Yes - it matters a lot who is in control of the code execution. The traditional way was to run the code from or as a child process of the webserver process. FPM, WSGI, etc. move that into a completely separate and unrelated process. Crashes, hangs and security issues are a much smaller problem in the latter case.
> Considering nginx is really just good at serving static content(maybe CDN uses it a lot) and the rest are all proxying
The English is a bit broken in the top-level comment, but both static content and proxying are clearly mentioned as "nginx things", which is entirely fair. If you don't consider proxying to be included under the term "serving" (which is entirely reasonable and not uncommon) this is entirely true - the only kind of "serving" nginx is good at is static files, the rest of what it's good at isn't "serving" but proxying to other servers that render dynamic content - PHP-FPM is one such server (it just happens to not speak standard HTTP).
I don't see why people always get mad when this gets brought up - I've always considered that to be a good architectural choice for nginx. Running application code in the webserver process isn't a good idea anymore so the focus on good static and proxy performance is actually what I think made it ultimately "win" over Apache - the industry has moved on from the old ways and Apache fell behind.
I think that Apache2 + mod_php (or modules for other runtimes) doesn't measurably impact most web applications, and this setup is a bit simpler, since you only need to run and configure Apache, instead of Nginx + PHP-FPM. If you are working with containers, it means that you only need one container, instead of two (if you go with the idea that container should only do one thing.)

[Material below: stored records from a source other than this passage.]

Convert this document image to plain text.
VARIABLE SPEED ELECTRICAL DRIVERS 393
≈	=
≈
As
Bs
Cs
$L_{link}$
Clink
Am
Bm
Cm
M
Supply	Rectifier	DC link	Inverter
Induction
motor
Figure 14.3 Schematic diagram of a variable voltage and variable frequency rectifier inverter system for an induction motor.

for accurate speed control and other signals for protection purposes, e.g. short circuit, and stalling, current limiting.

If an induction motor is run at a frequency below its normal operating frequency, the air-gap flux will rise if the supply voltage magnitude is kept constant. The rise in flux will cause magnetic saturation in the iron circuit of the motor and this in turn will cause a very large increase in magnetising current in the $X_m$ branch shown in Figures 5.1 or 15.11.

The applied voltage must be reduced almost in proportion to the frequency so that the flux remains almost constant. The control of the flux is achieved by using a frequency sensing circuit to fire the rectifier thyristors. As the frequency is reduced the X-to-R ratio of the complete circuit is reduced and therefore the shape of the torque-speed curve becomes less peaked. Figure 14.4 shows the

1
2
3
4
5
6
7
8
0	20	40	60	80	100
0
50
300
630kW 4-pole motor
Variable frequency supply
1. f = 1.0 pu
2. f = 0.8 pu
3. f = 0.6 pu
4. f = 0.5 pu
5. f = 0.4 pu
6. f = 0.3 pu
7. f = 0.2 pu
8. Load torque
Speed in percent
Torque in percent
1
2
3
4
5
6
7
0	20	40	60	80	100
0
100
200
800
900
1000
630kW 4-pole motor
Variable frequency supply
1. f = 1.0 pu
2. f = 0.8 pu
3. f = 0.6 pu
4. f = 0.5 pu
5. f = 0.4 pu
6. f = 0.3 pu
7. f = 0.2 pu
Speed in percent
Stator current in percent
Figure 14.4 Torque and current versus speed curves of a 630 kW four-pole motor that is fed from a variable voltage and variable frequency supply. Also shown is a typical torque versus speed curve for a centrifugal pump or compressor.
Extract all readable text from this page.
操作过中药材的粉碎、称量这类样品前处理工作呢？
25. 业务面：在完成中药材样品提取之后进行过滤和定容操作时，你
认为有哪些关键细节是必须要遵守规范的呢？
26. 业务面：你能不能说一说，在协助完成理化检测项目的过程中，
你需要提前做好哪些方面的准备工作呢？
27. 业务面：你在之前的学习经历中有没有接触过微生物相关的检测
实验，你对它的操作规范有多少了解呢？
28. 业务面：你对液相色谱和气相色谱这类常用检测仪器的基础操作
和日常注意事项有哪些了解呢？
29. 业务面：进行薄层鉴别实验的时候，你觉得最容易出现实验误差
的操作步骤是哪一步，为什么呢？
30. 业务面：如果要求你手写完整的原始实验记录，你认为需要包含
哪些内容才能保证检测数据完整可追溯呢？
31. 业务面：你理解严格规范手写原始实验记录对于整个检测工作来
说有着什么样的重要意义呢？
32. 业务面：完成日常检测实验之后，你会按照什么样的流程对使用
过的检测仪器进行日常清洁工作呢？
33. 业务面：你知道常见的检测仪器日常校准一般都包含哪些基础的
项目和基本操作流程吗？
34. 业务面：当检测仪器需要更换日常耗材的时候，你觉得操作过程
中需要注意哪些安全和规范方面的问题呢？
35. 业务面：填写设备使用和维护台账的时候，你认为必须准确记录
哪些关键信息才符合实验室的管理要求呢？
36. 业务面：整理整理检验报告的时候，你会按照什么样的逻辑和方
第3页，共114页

Additionally, if you are behind CDN or just plain Varnish, static assets would only be hit once or twice, and majority of the requests would be processed by PHP anyways, so there is no benefit in putting additional pipe between proxy (Nginx) and PHP interpreter (FPM). Especially with smaller page responses, Apache can easily win, since it doesn't have to communicate with an external process.
Raw performance is only one aspect. Splitting up the processes means that a security exploit in one component has basically no way of endangering the other. In a shared hosting environment, you can also run separate fpm processes for each tenant, allowing for custom configuration and even different versions altogether for each.
Just wait, we're going to come back around full circle once someone embeds a WebAssembly runtime into nginx/openresty, and then someone else makes a framework for defining "edge functions" to run inside that runtime.
This is basically what CloudFlare Workers does already.